In the order made public on Tuesday, the president said present economic conditions warrant such a move “for the purpose of ensuring food security, managing inflationary pressures, help augment the supply of basic agricultural commodities in the country, and diversify the country’s market sources.”
El Niño, which is seen to last throughout the first half of 2024, is expected to negatively impact agricultural production and prices both locally and globally.
Apart from the dry spell and the ASF, Marcos also cited trade restrictions in some exporting countries as a cause of uncertainty in the country’s steady supply of rice, corn, and pork.
Under the Customs Modernization and Tariff Act, the president is given the power to increase, reduce or remove existing rates of import duty in the interest of general welfare and national security, and upon the recommendation of the NEDA.

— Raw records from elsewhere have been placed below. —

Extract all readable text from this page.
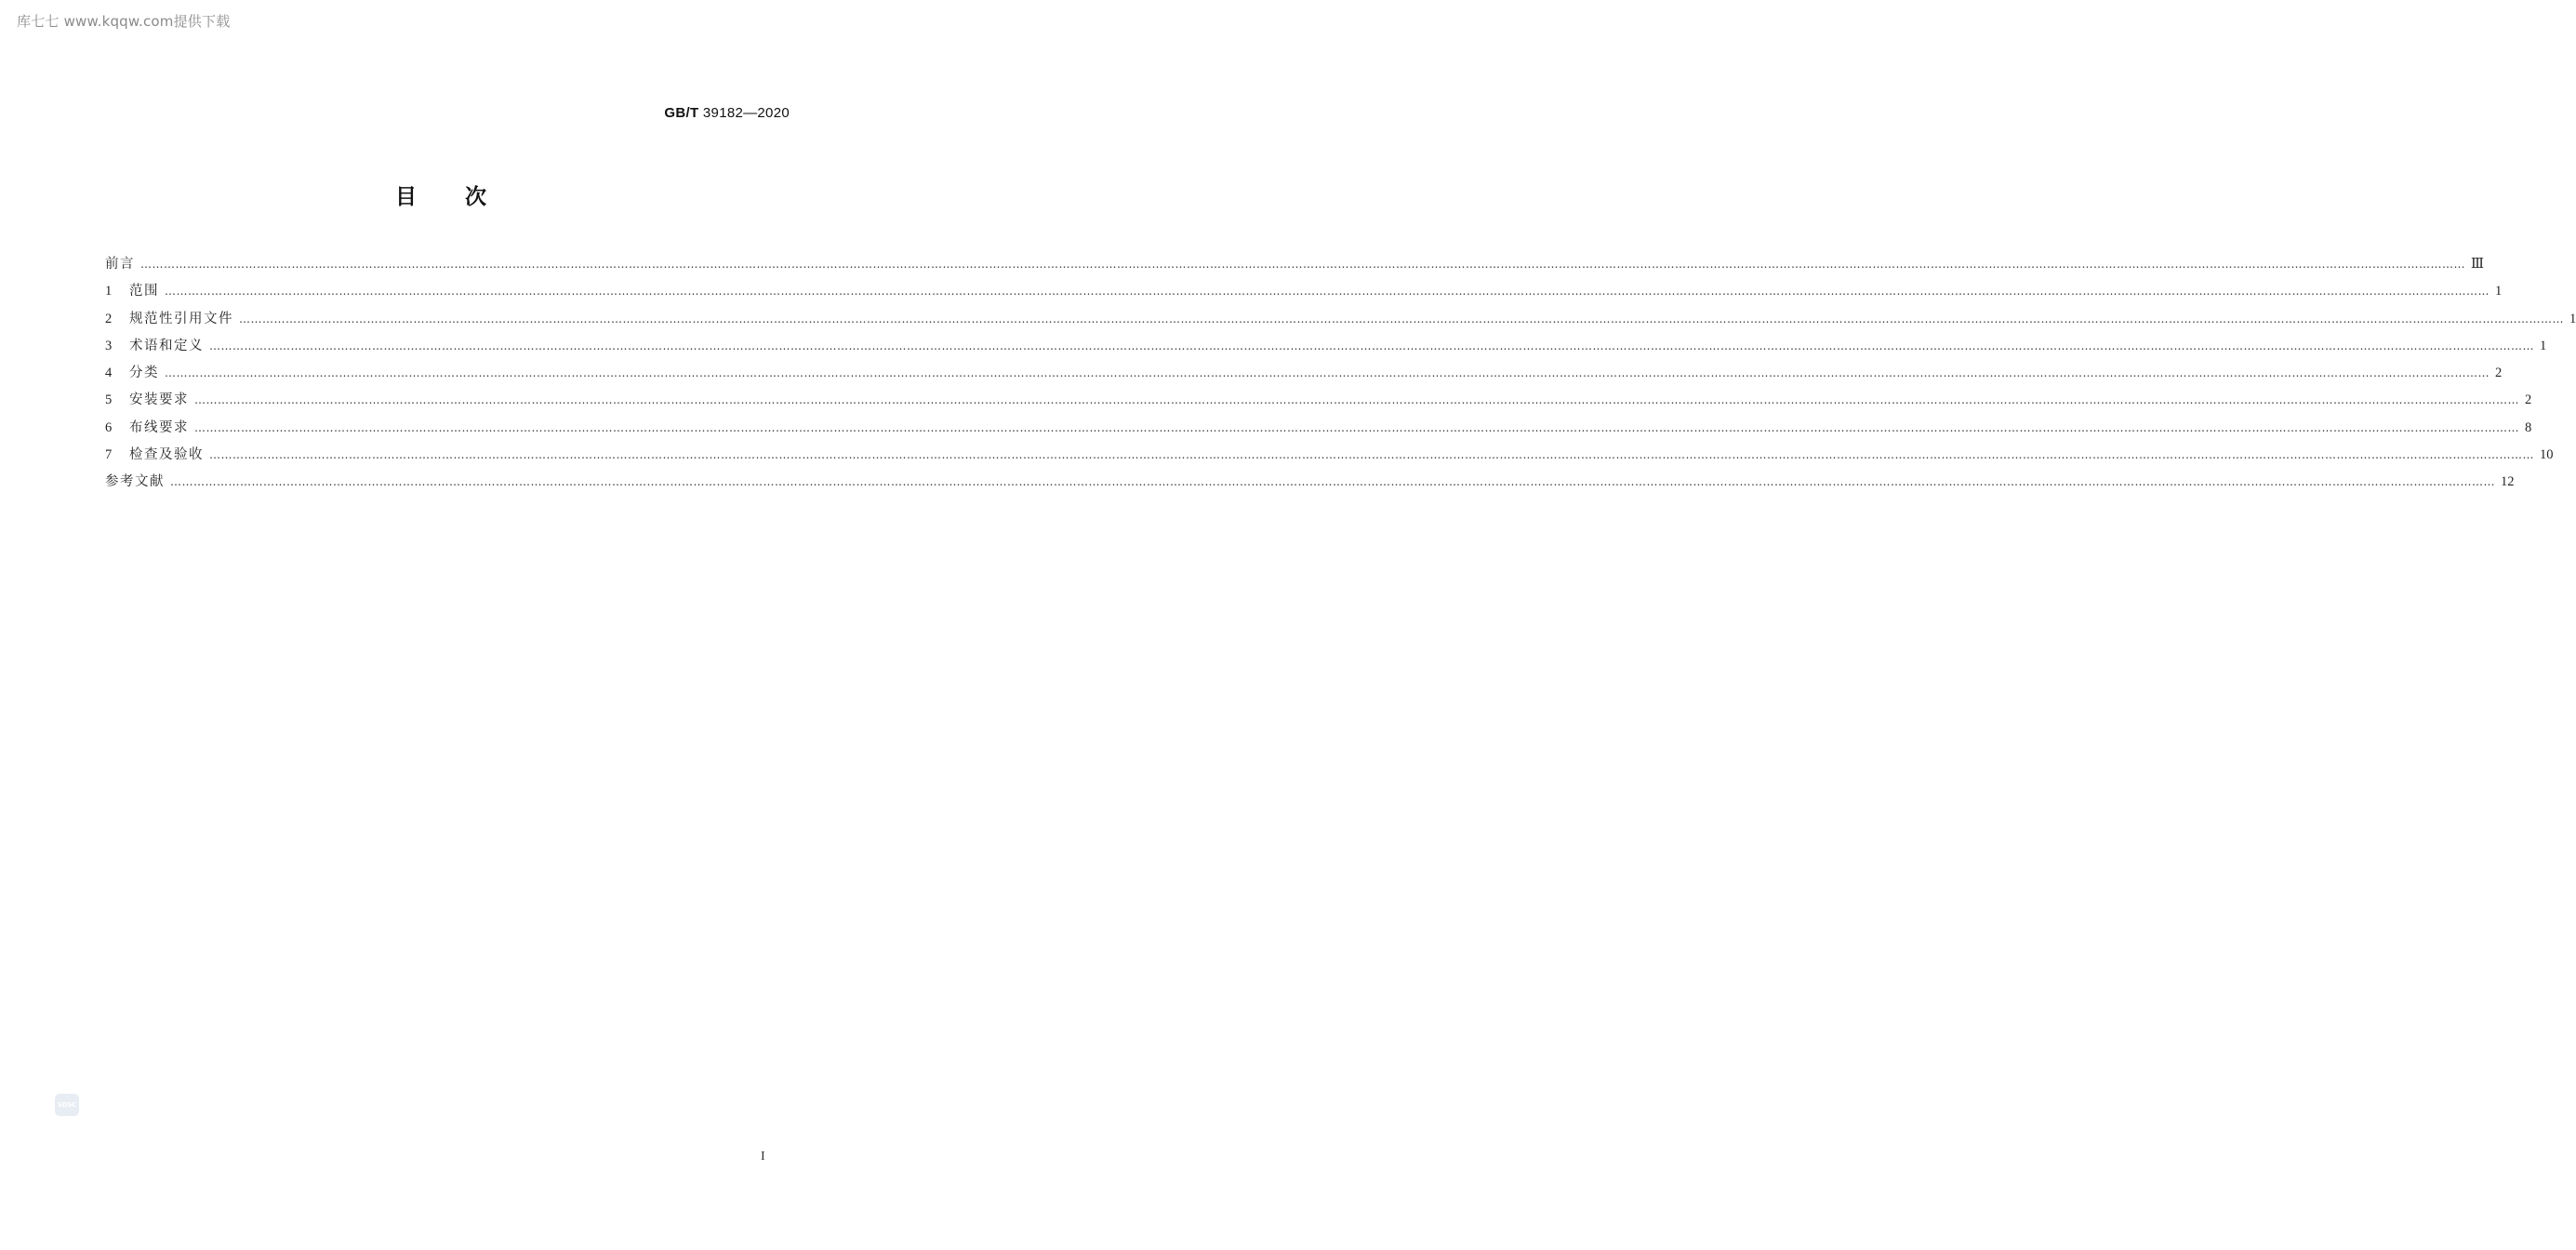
库七七 www.kqqw.com提供下载
GB/T 39182—2020
目 次
前言 …………………………………………………………………………………………………………………………………………………………………………………………………………………………………………………………………………………………………………………………………………………………………………………………………………………………………………………………………………………………………………………………………………………… Ⅲ
1	范围 …………………………………………………………………………………………………………………………………………………………………………………………………………………………………………………………………………………………………………………………………………………………………………………………………………………………………………………………………………………………………………………………………………………… 1
2	规范性引用文件 …………………………………………………………………………………………………………………………………………………………………………………………………………………………………………………………………………………………………………………………………………………………………………………………………………………………………………………………………………………………………………………………………………………… 1
3	术语和定义 …………………………………………………………………………………………………………………………………………………………………………………………………………………………………………………………………………………………………………………………………………………………………………………………………………………………………………………………………………………………………………………………………………………… 1
4	分类 …………………………………………………………………………………………………………………………………………………………………………………………………………………………………………………………………………………………………………………………………………………………………………………………………………………………………………………………………………………………………………………………………………………… 2
5	安装要求 …………………………………………………………………………………………………………………………………………………………………………………………………………………………………………………………………………………………………………………………………………………………………………………………………………………………………………………………………………………………………………………………………………………… 2
6	布线要求 …………………………………………………………………………………………………………………………………………………………………………………………………………………………………………………………………………………………………………………………………………………………………………………………………………………………………………………………………………………………………………………………………………………… 8
7	检查及验收 …………………………………………………………………………………………………………………………………………………………………………………………………………………………………………………………………………………………………………………………………………………………………………………………………………………………………………………………………………………………………………………………………………………… 10
参考文献 …………………………………………………………………………………………………………………………………………………………………………………………………………………………………………………………………………………………………………………………………………………………………………………………………………………………………………………………………………………………………………………………………………………… 12
SDSC
I
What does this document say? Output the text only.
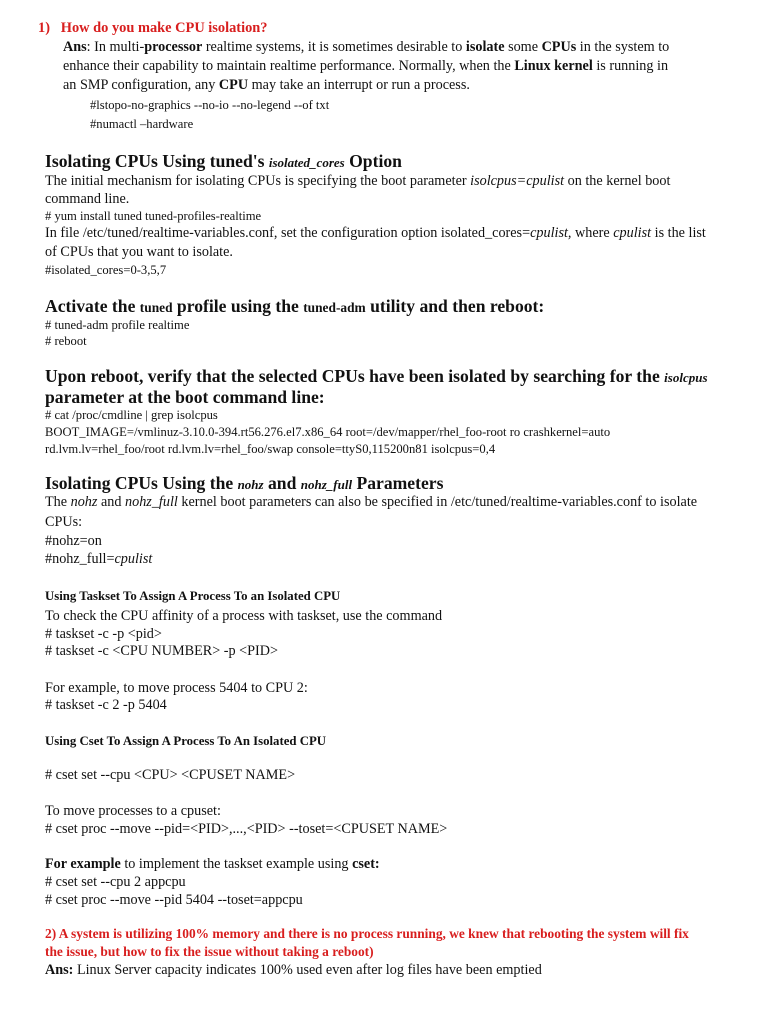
1) How do you make CPU isolation?
Ans: In multi-processor realtime systems, it is sometimes desirable to isolate some CPUs in the system to
enhance their capability to maintain realtime performance. Normally, when the Linux kernel is running in
an SMP configuration, any CPU may take an interrupt or run a process.
#lstopo-no-graphics --no-io --no-legend --of txt
#numactl –hardware
Isolating CPUs Using tuned's isolated_cores Option
The initial mechanism for isolating CPUs is specifying the boot parameter isolcpus=cpulist on the kernel boot
command line.
# yum install tuned tuned-profiles-realtime
In file /etc/tuned/realtime-variables.conf, set the configuration option isolated_cores=cpulist, where cpulist is the list
of CPUs that you want to isolate.
#isolated_cores=0-3,5,7
Activate the tuned profile using the tuned-adm utility and then reboot:
# tuned-adm profile realtime
# reboot
Upon reboot, verify that the selected CPUs have been isolated by searching for the isolcpus
parameter at the boot command line:
# cat /proc/cmdline | grep isolcpus
BOOT_IMAGE=/vmlinuz-3.10.0-394.rt56.276.el7.x86_64 root=/dev/mapper/rhel_foo-root ro crashkernel=auto
rd.lvm.lv=rhel_foo/root rd.lvm.lv=rhel_foo/swap console=ttyS0,115200n81 isolcpus=0,4
Isolating CPUs Using the nohz and nohz_full Parameters
The nohz and nohz_full kernel boot parameters can also be specified in /etc/tuned/realtime-variables.conf to isolate
CPUs:
#nohz=on
#nohz_full=cpulist
Using Taskset To Assign A Process To an Isolated CPU
To check the CPU affinity of a process with taskset, use the command
# taskset -c -p <pid>
# taskset -c <CPU NUMBER> -p <PID>
For example, to move process 5404 to CPU 2:
# taskset -c 2 -p 5404
Using Cset To Assign A Process To An Isolated CPU
# cset set --cpu <CPU> <CPUSET NAME>
To move processes to a cpuset:
# cset proc --move --pid=<PID>,...,<PID> --toset=<CPUSET NAME>
For example to implement the taskset example using cset:
# cset set --cpu 2 appcpu
# cset proc --move --pid 5404 --toset=appcpu
2) A system is utilizing 100% memory and there is no process running, we knew that rebooting the system will fix
the issue, but how to fix the issue without taking a reboot)
Ans: Linux Server capacity indicates 100% used even after log files have been emptied
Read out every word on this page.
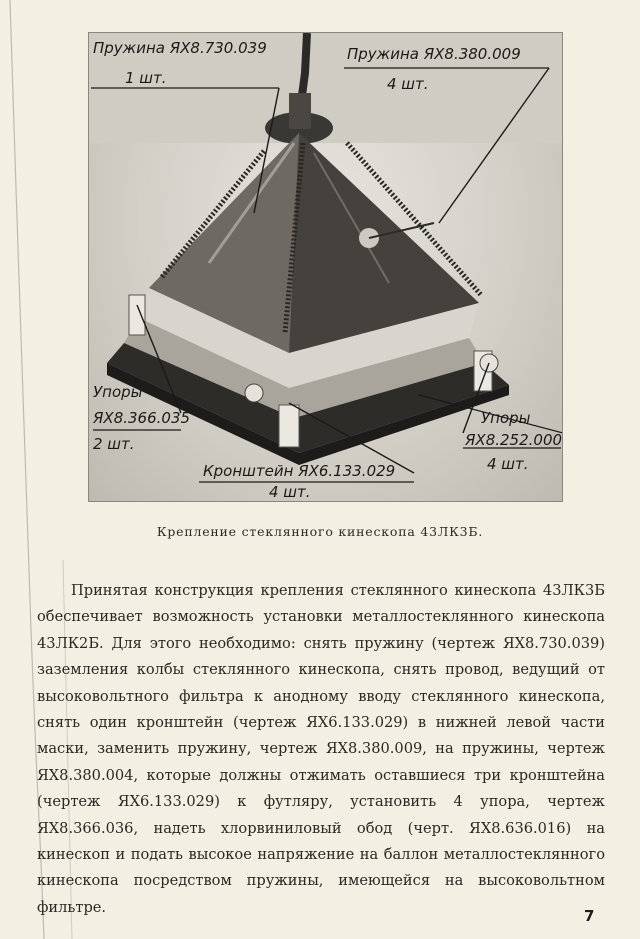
Пружина ЯХ8.730.039
1 шт.
Пружина ЯХ8.380.009
4 шт.
Упоры
ЯХ8.366.035
2 шт.
Упоры
ЯХ8.252.000
4 шт.
Кронштейн ЯХ6.133.029
4 шт.
Крепление стеклянного кинескопа 43ЛК3Б.

Принятая конструкция крепления стеклянного кинескопа 43ЛК3Б обеспечивает возможность установки металлостеклянного кинескопа 43ЛК2Б. Для этого необходимо: снять пружину (чертеж ЯХ8.730.039) заземления колбы стеклянного кинескопа, снять провод, ведущий от высоковольтного фильтра к анодному вводу стеклянного кинескопа, снять один кронштейн (чертеж ЯХ6.133.029) в нижней левой части маски, заменить пружину, чертеж ЯХ8.380.009, на пружины, чертеж ЯХ8.380.004, которые должны отжимать оставшиеся три кронштейна (чертеж ЯХ6.133.029) к футляру, установить 4 упора, чертеж ЯХ8.366.036, надеть хлорвиниловый обод (черт. ЯХ8.636.016) на кинескоп и подать высокое напряжение на баллон металлостеклянного кинескопа посредством пружины, имеющейся на высоковольтном фильтре.	7
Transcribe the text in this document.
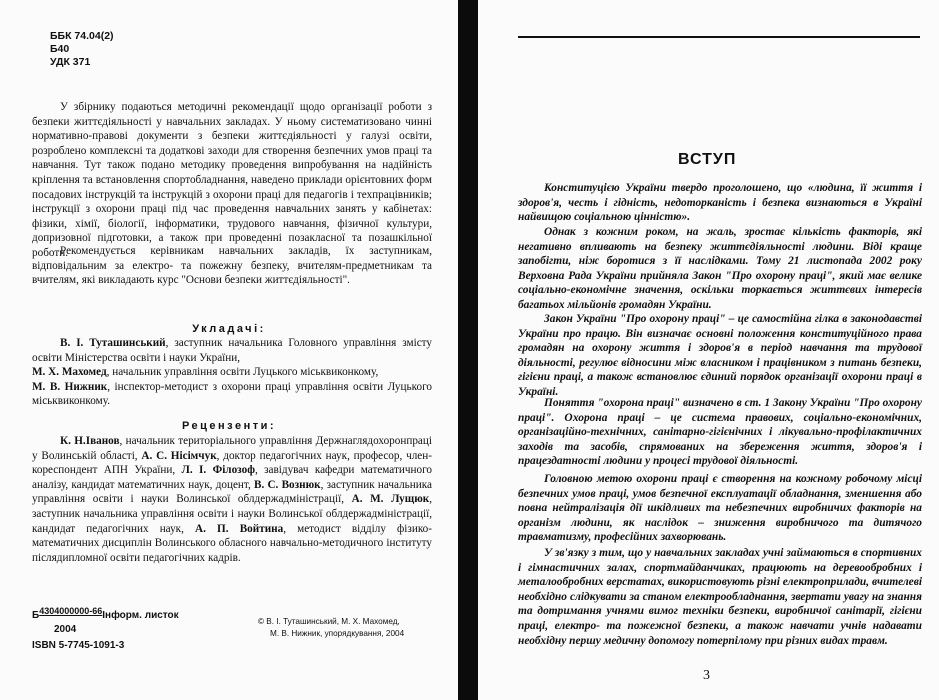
ББК 74.04(2)
Б40
УДК 371

У збірнику подаються методичні рекомендації щодо організації роботи з безпеки життєдіяльності у навчальних закладах. У ньому систематизовано чинні нормативно-правові документи з безпеки життєдіяльності у галузі освіти, розроблено комплексні та додаткові заходи для створення безпечних умов праці та навчання. Тут також подано методику проведення випробування на надійність кріплення та встановлення спортобладнання, наведено приклади орієнтовних форм посадових інструкцій та інструкцій з охорони праці для педагогів і техпрацівників; інструкції з охорони праці під час проведення навчальних занять у кабінетах: фізики, хімії, біології, інформатики, трудового навчання, фізичної культури, допризовної підготовки, а також при проведенні позакласної та позашкільної роботи.

Рекомендується керівникам навчальних закладів, їх заступникам, відповідальним за електро- та пожежну безпеку, вчителям-предметникам та вчителям, які викладають курс "Основи безпеки життєдіяльності".

Укладачі:

В. І. Туташинський, заступник начальника Головного управління змісту освіти Міністерства освіти і науки України,
М. Х. Махомед, начальник управління освіти Луцького міськвиконкому,
М. В. Нижник, інспектор-методист з охорони праці управління освіти Луцького міськвиконкому.

Рецензенти:

К. Н.Іванов, начальник територіального управління Держнаглядохоронпраці у Волинській області, А. С. Нісімчук, доктор педагогічних наук, професор, член-кореспондент АПН України, Л. І. Філозоф, завідувач кафедри математичного аналізу, кандидат математичних наук, доцент, В. С. Вознюк, заступник начальника управління освіти і науки Волинської облдержадміністрації, А. М. Лущюк, заступник начальника управління освіти і науки Волинської облдержадміністрації, кандидат педагогічних наук, А. П. Войтина, методист відділу фізико-математичних дисциплін Волинського обласного навчально-методичного інституту післядипломної освіти педагогічних кадрів.

Б4304000000-66Інформ. листок
2004
ISBN 5-7745-1091-3
© В. І. Туташинський, М. Х. Махомед,
М. В. Нижник, упорядкування, 2004
ВСТУП

Конституцією України твердо проголошено, що «людина, її життя і здоров'я, честь і гідність, недоторканість і безпека визнаються в Україні найвищою соціальною цінністю».

Однак з кожним роком, на жаль, зростає кількість факторів, які негативно впливають на безпеку життєдіяльності людини. Віді краще запобігти, ніж боротися з її наслідками. Тому 21 листопада 2002 року Верховна Рада України прийняла Закон "Про охорону праці", який має велике соціально-економічне значення, оскільки торкається життєвих інтересів багатьох мільйонів громадян України.

Закон України "Про охорону праці" – це самостійна гілка в законодавстві України про працю. Він визначає основні положення конституційного права громадян на охорону життя і здоров'я в період навчання та трудової діяльності, регулює відносини між власником і працівником з питань безпеки, гігієни праці, а також встановлює єдиний порядок організації охорони праці в Україні.

Поняття "охорона праці" визначено в ст. 1 Закону України "Про охорону праці". Охорона праці – це система правових, соціально-економічних, організаційно-технічних, санітарно-гігієнічних і лікувально-профілактичних заходів та засобів, спрямованих на збереження життя, здоров'я і працездатності людини у процесі трудової діяльності.

Головною метою охорони праці є створення на кожному робочому місці безпечних умов праці, умов безпечної експлуатації обладнання, зменшення або повна нейтралізація дії шкідливих та небезпечних виробничих факторів на організм людини, як наслідок – зниження виробничого та дитячого травматизму, професійних захворювань.

У зв'язку з тим, що у навчальних закладах учні займаються в спортивних і гімнастичних залах, спортмайданчиках, працюють на деревообробних і металообробних верстатах, використовують різні електроприлади, вчителеві необхідно слідкувати за станом електрообладнання, звертати увагу на знання та дотримання учнями вимог техніки безпеки, виробничої санітарії, гігієни праці, електро- та пожежної безпеки, а також навчати учнів надавати необхідну першу медичну допомогу потерпілому при різних видах травм.

3
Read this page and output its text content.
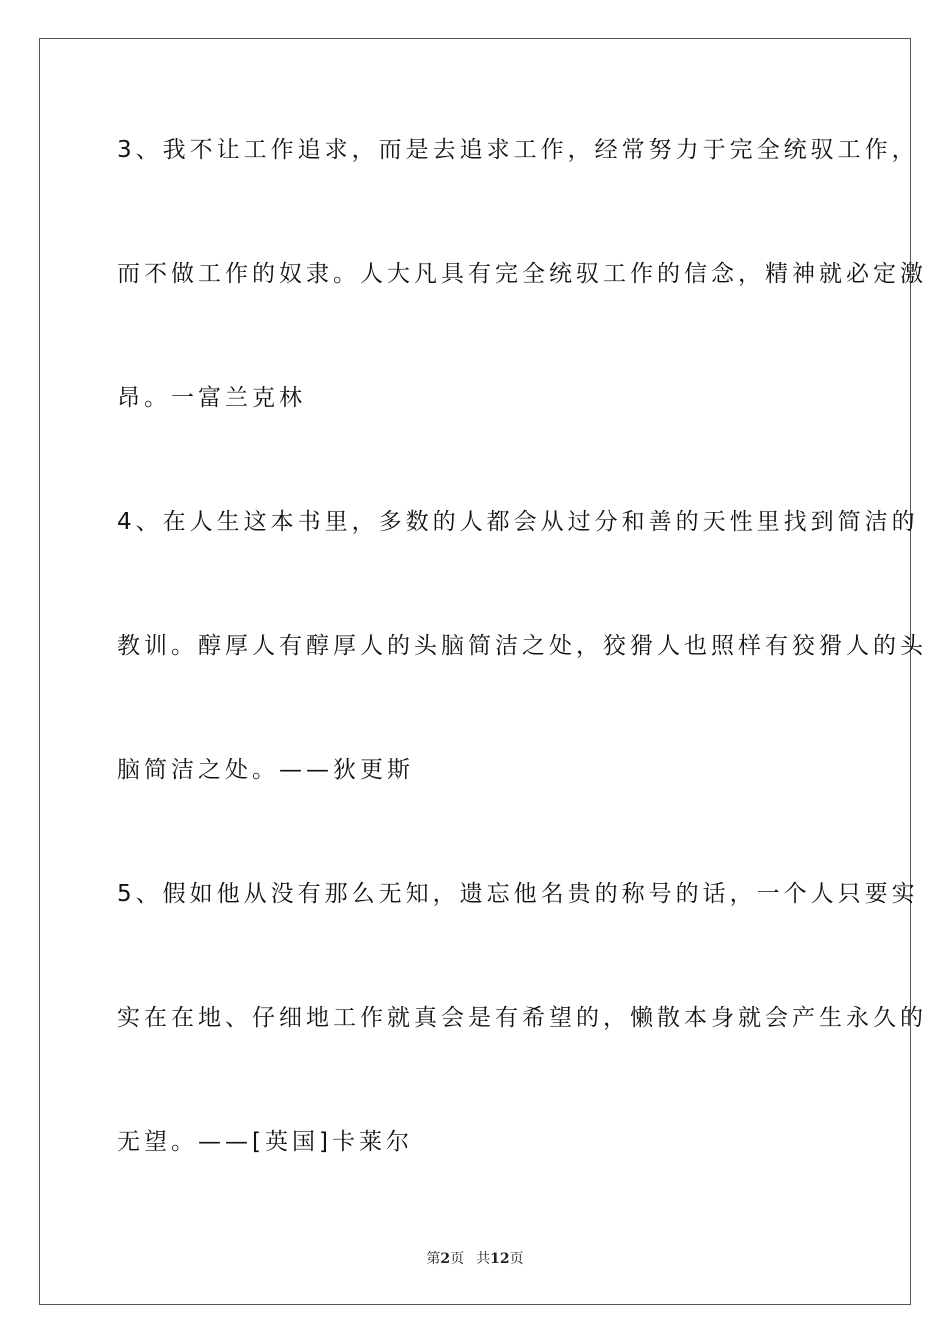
3、我不让工作追求，而是去追求工作，经常努力于完全统驭工作，
而不做工作的奴隶。人大凡具有完全统驭工作的信念，精神就必定激
昂。一富兰克林
4、在人生这本书里，多数的人都会从过分和善的天性里找到简洁的
教训。醇厚人有醇厚人的头脑简洁之处，狡猾人也照样有狡猾人的头
脑简洁之处。——狄更斯
5、假如他从没有那么无知，遗忘他名贵的称号的话，一个人只要实
实在在地、仔细地工作就真会是有希望的，懒散本身就会产生永久的
无望。——[英国]卡莱尔
第2页 共12页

Meanwhile, Marcos ordered the NEDA Committee on Tariff and Related Matters to submit its findings and recommendations on the semestral and annual review of tariff rates, including analysis and monitoring of the subject commodities.

Treated as scapegoats?

For the Samahang Industriya ng Agrikultura (SINAG), the extension of the tariff cuts will only benefit importers and hurt local farmers and producers.

“It is unfortunate that NEDA and the economic team are just looking at the retail prices, they are not looking at the farmgate prices and cost of local production,” SINAG executive director Jayson Cainglet told CNN Philippines’ The Final Word on Tuesday.

He also claimed that local producers are being treated as \”scapegoats\” for soaring food prices due to inflation.
Cainglet stressed that prices of rice, corn, and pork in the country did not go down for the past three years despite the lower tariffs.
\”It never happened for the past three years and it will never happen again next year,\” he said, adding that the problem lies on the disparity between farmgate and retail prices, and not on local production.
\”From 2021 to 2024, binigay namin sa kanila ang data na nagpapakita na hindi nakinabang ang producer at consumer,\” he added.
[Translation: We gave them the data showing producers and consumers did not benefit from the tariff reduction from 2021 to 2024.]